What is the Pope doing during the pandemic?

Pope Francis sends a virtual hug after delivering his weekly Angelus prayer via video at the Vatican
Pope Francis sends a virtual hug after delivering his weekly Angelus prayer via video at the Vatican, March 15, 2020. Vatican Media/­Handout via REUTERS

“I have my areas of selfishness. On Tuesdays, my confessor comes, and I take care of things there.”

That was one of the answers Pope Francis gave to Austen Ivereigh in an exclusive interview recorded for The Tablet – his first for a UK publication. The whole interview is published in this week’s edition of The Tablet. Although the interview touches different subjects about which the Pope spoke several times one still finds news insights and emphasis.

Of particular interest is the answer to the first question Ivereigh put: How is the Pope living during this crisis.

My concern is people

Francis was most sincere in his answer. Besides referring to his “areas of selfishness” and weekly confession he said that he is praying more and thinking of people.

“That’s what concerns me: people. Thinking of people anoints me, it does me good, it takes me out of my self-preoccupation.”

 
The Pope said that his major concern that “comes through my prayer – is how to accompany and be closer to the people of God.”

His daily Mass at 7.00a.m. at Santa Martha is being streamed live.

During the interview, Pope Francis described this “as a time of great uncertainty. It’s a time for inventing, for creativity.”

He also described the new working arrangements at the Curia where shifts have been organised so that the measures ordered by the health authorities are obeyed. He was quick to add:

“Everyone works in his office or from his room, using technology.
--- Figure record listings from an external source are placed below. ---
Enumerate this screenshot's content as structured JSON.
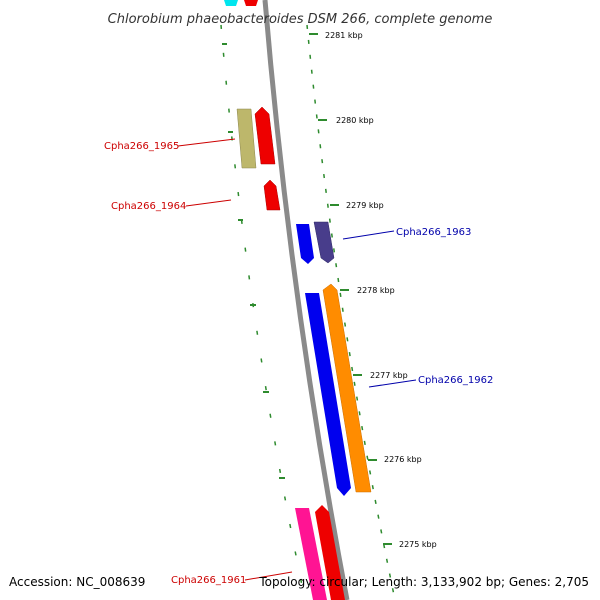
{
  "title": "Chlorobium phaeobacteroides DSM 266, complete genome",
  "footer": {
    "accession": "Accession: NC_008639",
    "summary": "Topology: circular; Length: 3,133,902 bp; Genes: 2,705"
  },
  "ticks": [
    "2281 kbp",
    "2280 kbp",
    "2279 kbp",
    "2278 kbp",
    "2277 kbp",
    "2276 kbp",
    "2275 kbp"
  ],
  "gene_labels": [
    {
      "text": "Cpha266_1965",
      "color": "#cc0000"
    },
    {
      "text": "Cpha266_1964",
      "color": "#cc0000"
    },
    {
      "text": "Cpha266_1963",
      "color": "#0000aa"
    },
    {
      "text": "Cpha266_1962",
      "color": "#0000aa"
    },
    {
      "text": "Cpha266_1961",
      "color": "#cc0000"
    }
  ],
  "colors": {
    "backbone": "#8a8a8a",
    "tick_marks": "#2e8b2e",
    "red": "#ee0000",
    "khaki": "#bdb76b",
    "blue": "#0000ee",
    "dark_slate_blue": "#483d8b",
    "orange": "#ff8c00",
    "pink": "#ff1493",
    "cyan": "#00e5ee"
  }
}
Everyone is working; there are no idlers here.”

They speak like Hitler

During the extensive interview the Pope spoke of the “politics of the throwaway culture.” He criticised  the world of finance as it now seems normal to sacrifice people from the beginning till the end of life.


Pope Francis referred to the rise of right wing poltics in Europe saying that Hitler’s speeches “were not so different from some of the speeches of a few European politicians now.”

See the poor

Once more he emphasized the need that we “see the poor”. He repeated the anecdote he mentioned during a recent Skype interview with Spanish journalists. In the midst of the quarantine, Francis said, a Roman policeman said to a man: “You can’t be on the street, go home.” The response was: “I have no home. I live in the street.”

“To discover such a large number of people who are on the margins … And we don’t see them, because poverty is bashful. They are there but we don’t see them: they have become part of the landscape; they are things.”

One could feel strong emotions oozing out of the Pope’s heart while he said those words.

Saints next door

Pope Francis mentioned “the saints who live next door”.

“They are heroes: doctors, volunteers, religious sisters, priests, shop workers – all performing their duty so that society can continue functioning. How many doctors and nurses have died! How many religious sisters have died! All serving …”

During the interview Pope Francis also answered questions about the hypocracy of several political leaders, the future of the Church, the need to slow down and the meaning of Easter during coronavirus.